Von Jana Flörchinger

Demonstration nach dem Tod von Isabel Cabanillas, am 25. Januar 2020
Das Kollektiv Hijas de su Maquilera Madre führt am 25. Januar 2020 in der mexikanischen Grenzstadt Ciudad Juárez nach dem Femizid an Isabel Cabanillas eine Demonstration an. Die junge Künstlerin, Mutter und Genossin war am frühen Morgen des 18. Januar 2020 ermordet worden, als sie mit dem Fahrrad nach Hause fuhr. Foto und Text: Alejandra Aragón

Seit Jahren schon gibt es in Mexiko einen stetigen Anstieg sexualisierter Gewalt gegen Frauen und Queers.
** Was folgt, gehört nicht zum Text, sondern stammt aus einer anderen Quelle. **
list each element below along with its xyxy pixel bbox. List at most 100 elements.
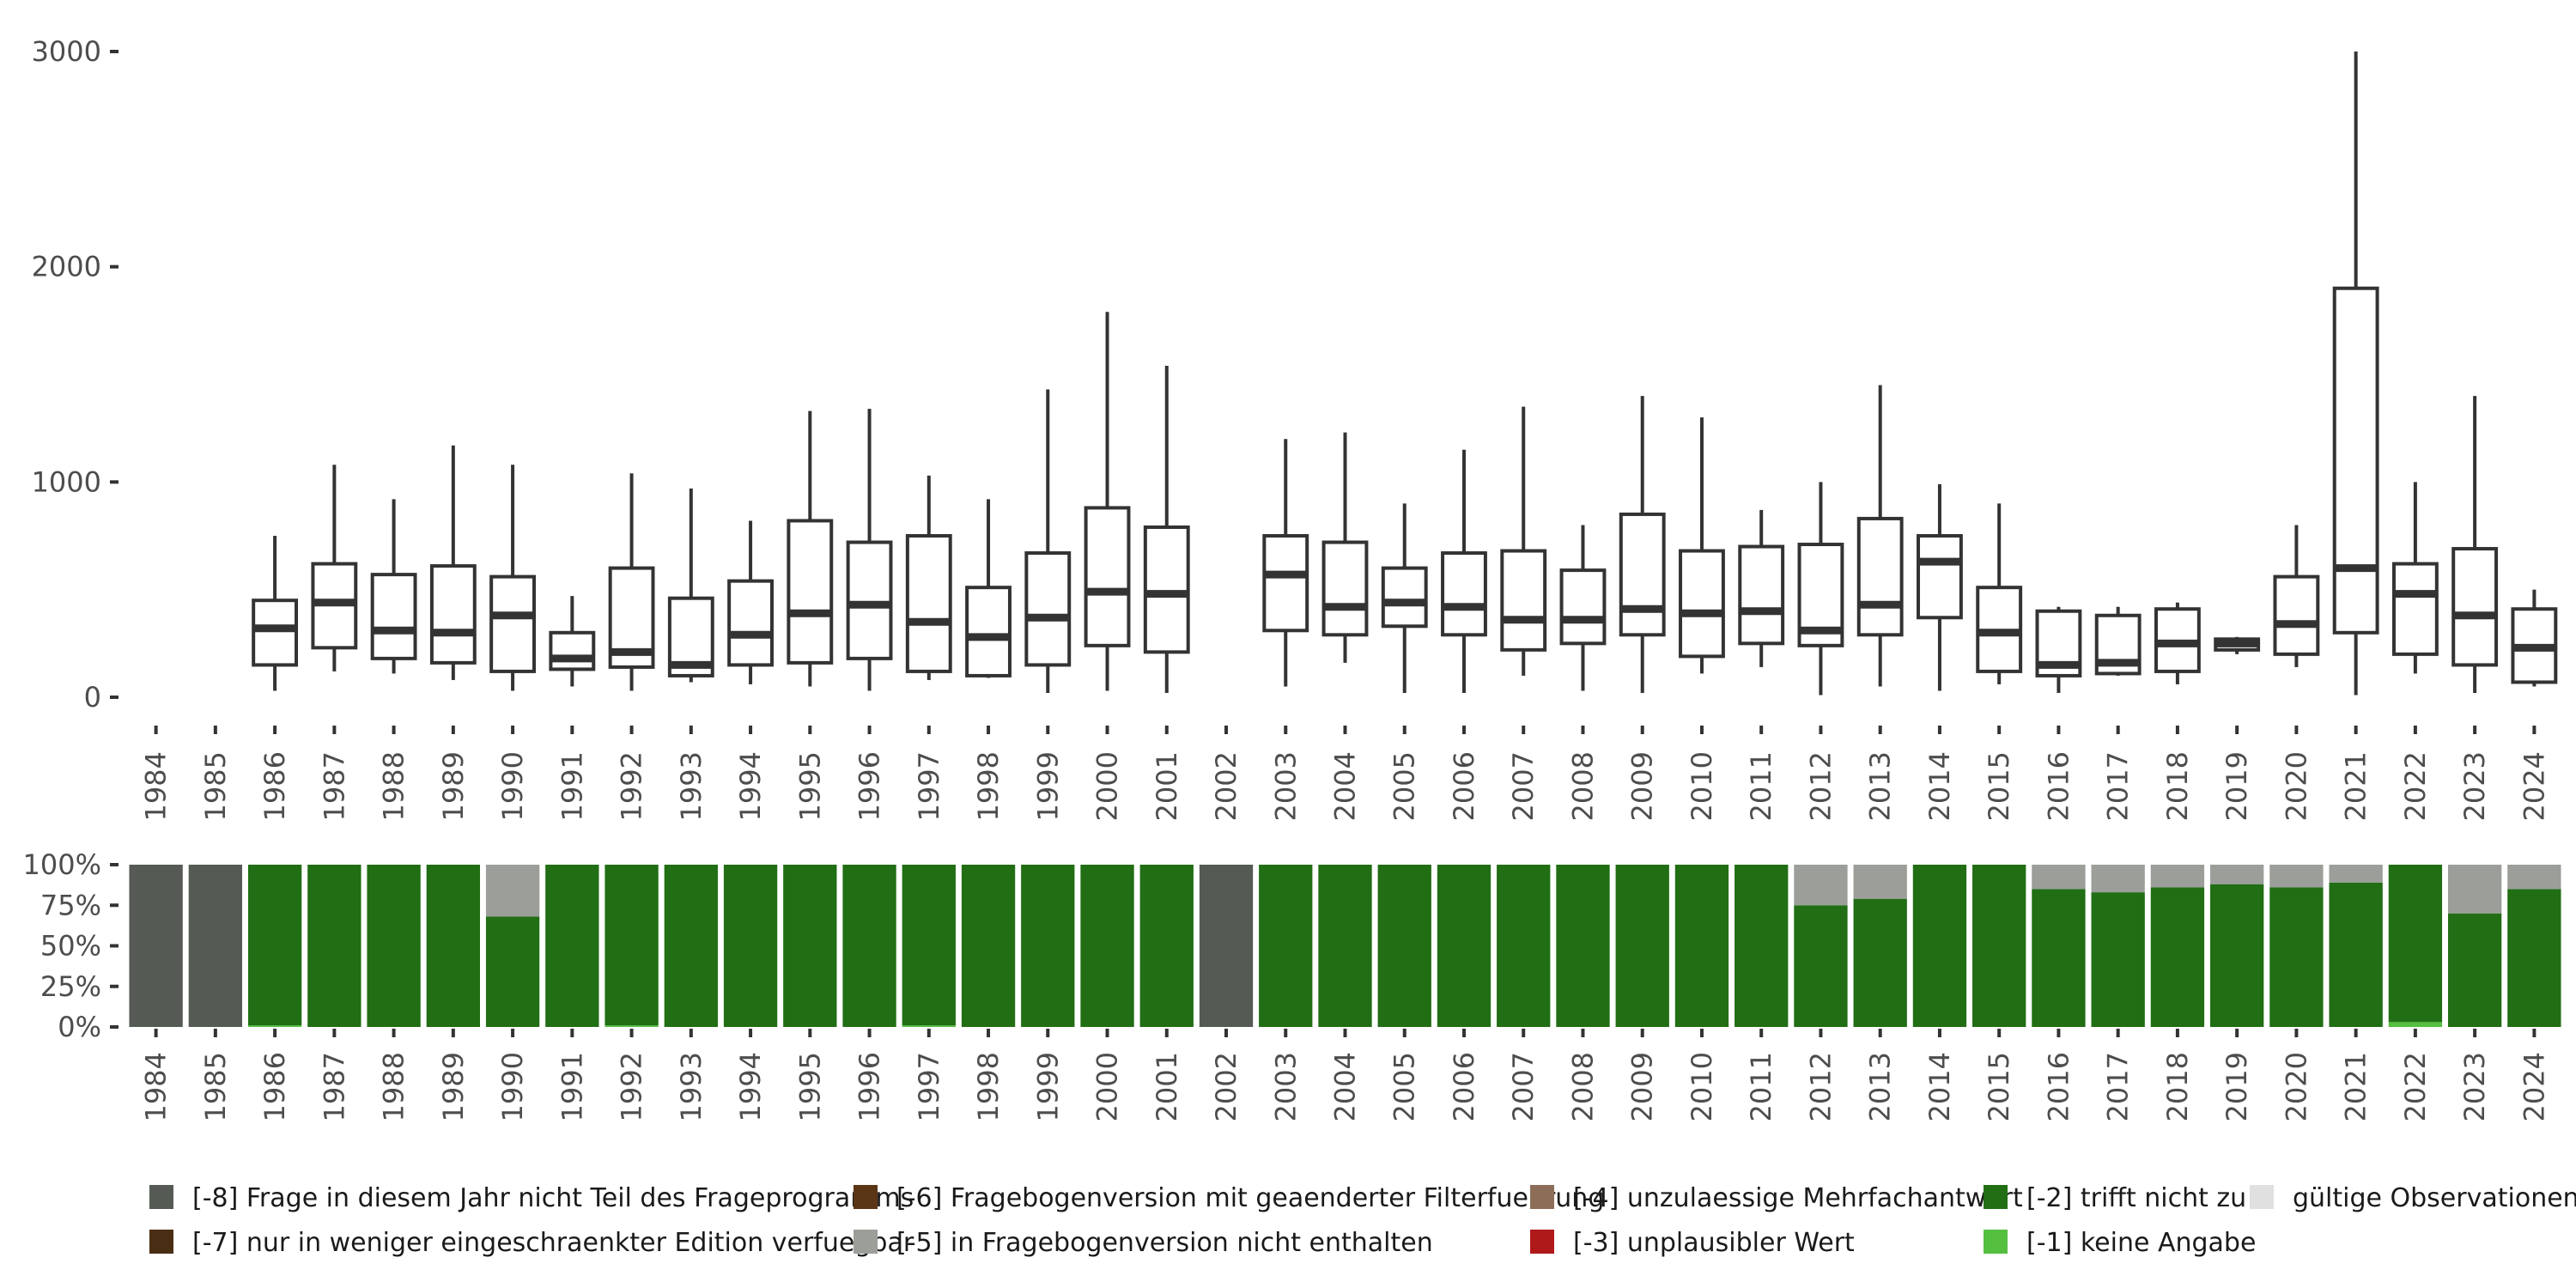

Frauenberatungsstellen, feministische Aktivist*innen und NGOs werden nicht müde, dies zu betonen. In kraftvollen Aktionen, breiten Debatten und unermüdlicher Lobbyarbeit wird sexualisierte Gewalt politisiert und immer wieder auf die öffentliche Agenda gesetzt. Gründe dafür gibt es genug: Erst kürzlich bestätigte ein Bericht der mexikanischen Regierung, dass allein im April dieses Jahres im Durchschnitt elf Frauen getötet wurden – jeden Tag.